April 28th–Pucon, Chile
Though Pucon is located well over a hundred miles north of the eruption, folks here often wear masks due to the gray air carrying acidic volcanic ash. Some days it´s like living in a thick fog, particularly when there are strong winds coming from the south. This area is one of the prime lake regions of lower central Chile, so I look for the clearer days to take in the beauty of the area. There are not many travelers here due to the off season, and the closure of national parks in the area. I´m staying in a great hostal that I have mostly to myself, at nearly half the advertised cost–turns out you can negotiate on some things here in Chile.
If you want to see some pics and know more about this mountain resort area, cut and paste this entire monster:
The volcano you see in the Pucon background close to here is Volcan Villarica, which blew several weeks ago before the huge eruption. Here´s a pic:
Yesterday, the other guy here at this hostal (Fredrico, a quiet, friendly Chilean man in his first year of engineering work since graduation) and I went to a couple small towns on one of the lakes (Calafquen). We walked on the black sand beaches turned gray from ash, and roamed through a small forested peninsula that was home to an indigenous Mapuche community.

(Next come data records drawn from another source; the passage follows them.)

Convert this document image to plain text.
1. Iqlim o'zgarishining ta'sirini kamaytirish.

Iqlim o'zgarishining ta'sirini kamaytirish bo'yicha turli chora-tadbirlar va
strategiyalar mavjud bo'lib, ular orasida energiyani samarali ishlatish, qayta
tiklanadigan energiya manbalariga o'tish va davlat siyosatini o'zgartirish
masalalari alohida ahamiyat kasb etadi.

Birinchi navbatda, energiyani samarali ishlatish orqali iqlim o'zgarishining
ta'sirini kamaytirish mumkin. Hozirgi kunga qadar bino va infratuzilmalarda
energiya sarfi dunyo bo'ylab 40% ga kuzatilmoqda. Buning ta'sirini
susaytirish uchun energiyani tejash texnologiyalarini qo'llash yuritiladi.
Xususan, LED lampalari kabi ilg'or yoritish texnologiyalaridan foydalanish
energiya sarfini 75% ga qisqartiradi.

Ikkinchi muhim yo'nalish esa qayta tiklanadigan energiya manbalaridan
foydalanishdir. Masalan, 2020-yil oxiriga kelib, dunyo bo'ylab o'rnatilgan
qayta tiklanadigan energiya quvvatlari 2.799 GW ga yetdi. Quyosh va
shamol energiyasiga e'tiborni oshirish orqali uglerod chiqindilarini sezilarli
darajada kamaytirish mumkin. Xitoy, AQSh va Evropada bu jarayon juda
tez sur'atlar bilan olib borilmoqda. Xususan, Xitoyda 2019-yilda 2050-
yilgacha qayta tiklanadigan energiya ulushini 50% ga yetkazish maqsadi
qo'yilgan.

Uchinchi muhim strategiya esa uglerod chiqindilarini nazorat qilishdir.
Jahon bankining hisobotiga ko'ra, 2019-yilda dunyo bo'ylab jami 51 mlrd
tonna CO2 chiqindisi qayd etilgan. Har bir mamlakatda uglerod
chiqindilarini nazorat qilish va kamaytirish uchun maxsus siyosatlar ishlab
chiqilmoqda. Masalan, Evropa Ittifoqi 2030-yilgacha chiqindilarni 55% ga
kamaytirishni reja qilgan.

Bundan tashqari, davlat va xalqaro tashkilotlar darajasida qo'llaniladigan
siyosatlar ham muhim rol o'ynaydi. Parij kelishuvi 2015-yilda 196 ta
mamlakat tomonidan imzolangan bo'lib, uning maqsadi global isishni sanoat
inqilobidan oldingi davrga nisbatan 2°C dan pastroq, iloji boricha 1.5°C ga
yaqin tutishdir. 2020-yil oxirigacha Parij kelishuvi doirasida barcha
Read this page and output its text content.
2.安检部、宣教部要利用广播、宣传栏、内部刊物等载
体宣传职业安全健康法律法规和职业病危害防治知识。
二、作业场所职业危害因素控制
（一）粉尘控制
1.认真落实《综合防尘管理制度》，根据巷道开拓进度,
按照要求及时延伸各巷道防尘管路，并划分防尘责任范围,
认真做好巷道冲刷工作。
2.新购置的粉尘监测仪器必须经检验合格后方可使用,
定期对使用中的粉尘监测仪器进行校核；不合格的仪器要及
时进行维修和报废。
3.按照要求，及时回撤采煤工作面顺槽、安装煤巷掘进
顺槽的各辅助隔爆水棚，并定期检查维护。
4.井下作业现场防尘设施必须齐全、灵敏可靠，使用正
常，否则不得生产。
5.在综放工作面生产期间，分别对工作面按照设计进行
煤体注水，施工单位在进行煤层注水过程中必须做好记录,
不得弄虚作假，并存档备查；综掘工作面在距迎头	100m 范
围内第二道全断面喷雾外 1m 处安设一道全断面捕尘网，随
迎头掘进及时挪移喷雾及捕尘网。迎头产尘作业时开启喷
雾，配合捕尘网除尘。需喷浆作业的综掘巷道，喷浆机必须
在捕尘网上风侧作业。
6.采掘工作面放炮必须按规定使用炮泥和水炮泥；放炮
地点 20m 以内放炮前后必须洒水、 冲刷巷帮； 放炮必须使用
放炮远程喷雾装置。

Today the woman at the bus station called a national park person who said the Huerquehue Park was now open for the first time since the big eruption.
I bused, hitched and hiked my way up to the park, only to be told by the guard named Javier that it was closed and nobody was allowed in. I explained that I´d come many thousands of km from California to see the Park, and was upset that I´d not be able to see it. After giving him 30 seconds or so to consider my plight, I asked him if he could think of anything to help me out. I was flabbergasted when he said maybe I could walk in for an hour or 2. I thanked him profusely for this difficult decision to let me pass, and redoubled my belief that rules and signs are only guidelines to be molded to the situation at hand. Then he indicated that a bus would be here that could return me to Pucon in an hour, but not to worry as another would be here 5 hours later (meaning it was ok to stay in the Park for the whole afternoon!). Javier and I ended up together on the 5PM bus and enjoyed eachother´s company.
Huerquehue is one of the more beautiful Chilean national parks, so picture yourself being the only person in Yosemite or the Grand Canyon for a day (Disclaimer: I´m not claiming this park is comparable to the 2 mentioned). The sun was bright and air mostly clear at these heights, a major change from Pucon. I was absolutely giddy with delight hiking through beautiful, silent forests to the lake and waterfall pictured here (note all pics taken with my trusty iPhone, so landscapes never done justice:
The first picture of the waterfall is a photo from the rainy season, the other 2 what it looked like in the middle of the current drought. This marsupial (Monito del Monte) lives in the park (note how the tail is wrapped around the thumb–ok, ok, I admit it´s not my thumb but a pic of a pic):
Today could have been a major disappointment, and became one of the best yet!